After years of indecision the waste disposal issues in New Zealand finally look like there may be some structure put in place to deal with waste arisings.
New Zealand Plans Multi Stream EPR
The EPR schemes proposed by the NZ government cover a range of materials, including plastics and tyres.
However, the Government said it was still only consulting on a "framework" for the idea, in after calls from environmentalists for the Environment Ministry to "just get on with it".
The Environment Ministry was seeking public consultation on a new stewardship scheme that will hold businesses responsible for recycling rather than communities.
Eugenie Sage said the move was part of the government's wider plan to reduce the amount of rubbish ending up in landfills and a step towards changing New Zealand's "take, make and dispose" business model.

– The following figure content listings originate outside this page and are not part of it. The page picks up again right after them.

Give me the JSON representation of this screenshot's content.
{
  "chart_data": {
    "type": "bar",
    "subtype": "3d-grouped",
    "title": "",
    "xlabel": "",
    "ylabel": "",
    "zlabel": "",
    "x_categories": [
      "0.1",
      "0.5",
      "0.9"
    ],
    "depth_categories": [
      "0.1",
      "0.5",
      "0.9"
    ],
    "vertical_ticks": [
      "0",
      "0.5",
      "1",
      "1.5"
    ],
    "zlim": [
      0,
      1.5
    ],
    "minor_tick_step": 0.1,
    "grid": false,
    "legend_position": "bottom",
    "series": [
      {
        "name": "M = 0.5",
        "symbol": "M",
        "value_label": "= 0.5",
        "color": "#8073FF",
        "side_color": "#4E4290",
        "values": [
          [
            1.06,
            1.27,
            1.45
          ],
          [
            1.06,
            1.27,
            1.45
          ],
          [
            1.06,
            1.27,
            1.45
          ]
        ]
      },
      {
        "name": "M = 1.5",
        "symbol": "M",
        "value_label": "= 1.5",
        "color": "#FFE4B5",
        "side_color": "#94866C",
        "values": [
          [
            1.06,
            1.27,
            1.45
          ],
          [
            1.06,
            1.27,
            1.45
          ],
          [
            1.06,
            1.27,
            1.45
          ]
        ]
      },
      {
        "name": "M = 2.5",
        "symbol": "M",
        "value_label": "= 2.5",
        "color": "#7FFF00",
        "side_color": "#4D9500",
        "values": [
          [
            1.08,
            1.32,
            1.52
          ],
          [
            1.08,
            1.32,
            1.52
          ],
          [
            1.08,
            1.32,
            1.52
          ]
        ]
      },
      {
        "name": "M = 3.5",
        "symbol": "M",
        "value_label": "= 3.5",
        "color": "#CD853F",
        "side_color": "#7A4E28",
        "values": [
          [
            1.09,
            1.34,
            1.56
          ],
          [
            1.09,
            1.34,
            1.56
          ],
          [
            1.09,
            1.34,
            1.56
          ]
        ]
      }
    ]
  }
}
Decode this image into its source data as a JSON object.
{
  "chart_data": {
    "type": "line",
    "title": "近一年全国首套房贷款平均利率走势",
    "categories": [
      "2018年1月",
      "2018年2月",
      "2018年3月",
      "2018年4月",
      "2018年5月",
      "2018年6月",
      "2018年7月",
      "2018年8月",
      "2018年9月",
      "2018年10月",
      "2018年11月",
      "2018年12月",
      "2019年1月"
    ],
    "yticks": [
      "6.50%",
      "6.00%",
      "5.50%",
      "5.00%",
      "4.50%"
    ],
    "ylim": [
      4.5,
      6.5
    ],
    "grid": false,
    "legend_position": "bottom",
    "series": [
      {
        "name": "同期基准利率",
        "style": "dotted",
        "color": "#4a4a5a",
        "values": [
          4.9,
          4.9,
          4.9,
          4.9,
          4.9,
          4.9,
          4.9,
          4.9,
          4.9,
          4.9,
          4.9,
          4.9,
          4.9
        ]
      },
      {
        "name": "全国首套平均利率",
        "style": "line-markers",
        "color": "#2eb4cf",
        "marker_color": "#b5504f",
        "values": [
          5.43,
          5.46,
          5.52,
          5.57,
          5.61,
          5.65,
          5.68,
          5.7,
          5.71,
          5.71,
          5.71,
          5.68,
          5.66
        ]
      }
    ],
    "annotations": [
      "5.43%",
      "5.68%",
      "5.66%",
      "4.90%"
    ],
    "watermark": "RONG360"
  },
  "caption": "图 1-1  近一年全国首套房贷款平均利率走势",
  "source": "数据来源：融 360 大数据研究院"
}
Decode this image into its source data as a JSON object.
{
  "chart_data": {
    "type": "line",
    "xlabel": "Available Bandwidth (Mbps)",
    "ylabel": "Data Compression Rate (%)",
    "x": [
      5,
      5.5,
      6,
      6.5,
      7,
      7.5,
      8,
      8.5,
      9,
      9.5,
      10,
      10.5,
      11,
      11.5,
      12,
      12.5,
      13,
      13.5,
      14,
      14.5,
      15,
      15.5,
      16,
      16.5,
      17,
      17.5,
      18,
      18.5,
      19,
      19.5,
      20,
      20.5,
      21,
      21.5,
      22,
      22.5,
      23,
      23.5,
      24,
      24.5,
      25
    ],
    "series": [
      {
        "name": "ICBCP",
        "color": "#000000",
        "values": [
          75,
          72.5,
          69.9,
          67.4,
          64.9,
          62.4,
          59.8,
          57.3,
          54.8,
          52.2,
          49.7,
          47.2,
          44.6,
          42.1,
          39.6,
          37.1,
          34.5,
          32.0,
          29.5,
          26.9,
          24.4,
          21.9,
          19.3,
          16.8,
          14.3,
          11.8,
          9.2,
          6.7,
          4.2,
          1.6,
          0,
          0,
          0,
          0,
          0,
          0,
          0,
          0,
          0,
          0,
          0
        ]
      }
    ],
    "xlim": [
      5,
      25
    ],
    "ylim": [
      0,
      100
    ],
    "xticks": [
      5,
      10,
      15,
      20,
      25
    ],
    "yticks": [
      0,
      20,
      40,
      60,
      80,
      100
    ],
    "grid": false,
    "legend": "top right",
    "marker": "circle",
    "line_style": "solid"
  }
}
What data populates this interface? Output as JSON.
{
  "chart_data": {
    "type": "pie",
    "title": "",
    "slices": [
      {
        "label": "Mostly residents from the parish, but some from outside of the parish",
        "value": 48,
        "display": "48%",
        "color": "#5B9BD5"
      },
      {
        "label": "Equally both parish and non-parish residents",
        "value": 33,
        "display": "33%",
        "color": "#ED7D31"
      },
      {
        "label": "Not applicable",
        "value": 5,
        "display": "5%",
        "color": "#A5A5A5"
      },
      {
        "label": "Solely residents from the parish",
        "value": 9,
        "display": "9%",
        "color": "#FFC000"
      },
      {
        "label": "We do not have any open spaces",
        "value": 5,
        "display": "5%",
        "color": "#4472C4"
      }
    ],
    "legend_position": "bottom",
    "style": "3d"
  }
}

"Well-designed product stewardship schemes ensure that those making, selling and using products all help take responsibility to recover the materials and avoid them ending up in landfills," Sage said.
Priority product categories proposed for regulated product stewardship schemes are:
- packaging, including beverage containers and plastic packaging
- electrical and electronic products (e-waste), starting with lithium-ion
- refrigerants and other synthetic greenhouse gases
- agrichemicals and their containers and other farm plastics.
Sage said this was the first time regulated product stewardship in the Waste Minimisation Act was being taken seriously, despite it being in the Act for a decade.
This scheme is also supposed to help deliver on New Zealand First's Coalition Agreement with Labour to improve product stewardship of tyres.
Environment Associate Minister, Eugenie Sage says regulated product stewardship puts waste management responsibility on manufacturers rather than communities.
Sage said this should create new business opportunities and jobs.
"One example is reprocessing waste plastic bottles back into food packaging which creates less need for imports on new plastic flake for bottle manufacture.
"Products that have reached the end of their life can be used to make something new, especially if they are designed better for reuse and recycling."
Draft regulations were expected to be released for consultation next year.
It is good news that at last New Zealand is putting in place the structures and drivers for recycling, but at present, as in most other countries, the missing link remains the ability to create markets for the recycled materials.